Tilak authored Shrimad Bhagvad Gita Rahasya in prison at Mandalay,
Burma
- the analysis of 'Karma Yoga' in the Bhagavad Gita,
which is known to be gift of the Vedas and the Upanishads.
As noted in Shree Gajanan Vijay,
he was devotee of Gajanan Maharaj of Shegaon. Many reference texts of his are available in the epic.
Legacy
- The Kesari is still published as a daily newspaper in Marathi.
- The Deccan Education Society that Tilak founded with others in the 1880s still runs much respected Institutions in Pune like the Fergusson College.
- The Public Ganesh festival (Ganeshotsav) has become a central part of the culture of Marathi Hindu communities throughout the world. Increasingly, other Hindu communities are also adopting the practice.

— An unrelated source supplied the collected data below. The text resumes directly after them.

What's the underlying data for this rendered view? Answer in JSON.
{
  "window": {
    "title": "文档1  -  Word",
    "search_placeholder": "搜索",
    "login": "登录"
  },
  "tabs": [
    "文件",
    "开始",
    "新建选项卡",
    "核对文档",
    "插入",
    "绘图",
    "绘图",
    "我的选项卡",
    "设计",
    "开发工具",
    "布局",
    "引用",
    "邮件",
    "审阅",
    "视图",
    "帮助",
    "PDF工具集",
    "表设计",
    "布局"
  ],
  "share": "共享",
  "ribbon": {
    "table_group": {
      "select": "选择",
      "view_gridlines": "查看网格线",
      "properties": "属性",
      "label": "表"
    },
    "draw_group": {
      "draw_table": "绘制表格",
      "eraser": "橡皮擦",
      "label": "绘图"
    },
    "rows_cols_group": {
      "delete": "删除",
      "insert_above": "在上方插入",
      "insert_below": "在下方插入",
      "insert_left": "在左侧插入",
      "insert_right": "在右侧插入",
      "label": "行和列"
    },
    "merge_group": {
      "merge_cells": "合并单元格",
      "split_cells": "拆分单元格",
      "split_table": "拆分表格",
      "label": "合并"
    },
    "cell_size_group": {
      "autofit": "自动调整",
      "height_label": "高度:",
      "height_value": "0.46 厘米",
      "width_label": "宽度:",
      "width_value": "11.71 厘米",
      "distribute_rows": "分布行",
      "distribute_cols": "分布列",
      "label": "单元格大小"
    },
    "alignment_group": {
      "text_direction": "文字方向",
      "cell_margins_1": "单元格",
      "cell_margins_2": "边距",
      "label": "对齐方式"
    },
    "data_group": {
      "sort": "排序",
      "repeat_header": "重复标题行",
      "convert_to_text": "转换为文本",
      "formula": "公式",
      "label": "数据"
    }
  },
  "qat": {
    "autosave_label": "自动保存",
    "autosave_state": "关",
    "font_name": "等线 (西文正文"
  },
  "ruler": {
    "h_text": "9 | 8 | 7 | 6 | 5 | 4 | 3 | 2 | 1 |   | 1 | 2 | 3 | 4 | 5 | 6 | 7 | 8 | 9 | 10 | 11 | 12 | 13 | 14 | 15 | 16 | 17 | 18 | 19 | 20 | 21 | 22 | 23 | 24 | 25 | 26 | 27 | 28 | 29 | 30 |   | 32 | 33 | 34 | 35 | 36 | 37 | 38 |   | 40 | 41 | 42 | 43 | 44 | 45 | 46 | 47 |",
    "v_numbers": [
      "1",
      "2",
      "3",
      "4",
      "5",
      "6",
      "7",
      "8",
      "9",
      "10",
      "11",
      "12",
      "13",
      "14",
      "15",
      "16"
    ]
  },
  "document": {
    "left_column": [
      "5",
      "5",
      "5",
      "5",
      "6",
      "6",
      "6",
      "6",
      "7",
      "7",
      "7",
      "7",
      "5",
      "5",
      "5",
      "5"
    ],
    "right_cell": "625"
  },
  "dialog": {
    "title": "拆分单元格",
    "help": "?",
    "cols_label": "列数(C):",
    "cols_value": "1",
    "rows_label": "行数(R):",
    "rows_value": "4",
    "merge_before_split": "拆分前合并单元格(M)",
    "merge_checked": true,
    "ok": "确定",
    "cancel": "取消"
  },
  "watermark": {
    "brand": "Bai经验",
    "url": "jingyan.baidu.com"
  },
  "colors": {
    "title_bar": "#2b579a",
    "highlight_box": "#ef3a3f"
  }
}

- Because of Tilak's efforts, Shivaji, the founder of Maratha Empire is the only figure from that era revered by contemporary Marathi masses and Hindu nationalist parties like the Shivsena.
- The Swadeshi movement started by Tilak at the beginning of the 20th century became part of the Independence movement until that goal was achieved in 1947. One can even say Swadeshi remained part of Indian Government policy until the 1990s when the Congress Government liberalized the economy.
- Tilak Smarak Ranga Mandir, a theatre auditorium in Pune was dedicated to him.
- In 2007, the Government of India released a coin to commemorate the 150th birth anniversary of Bal Gangadhar Tilak.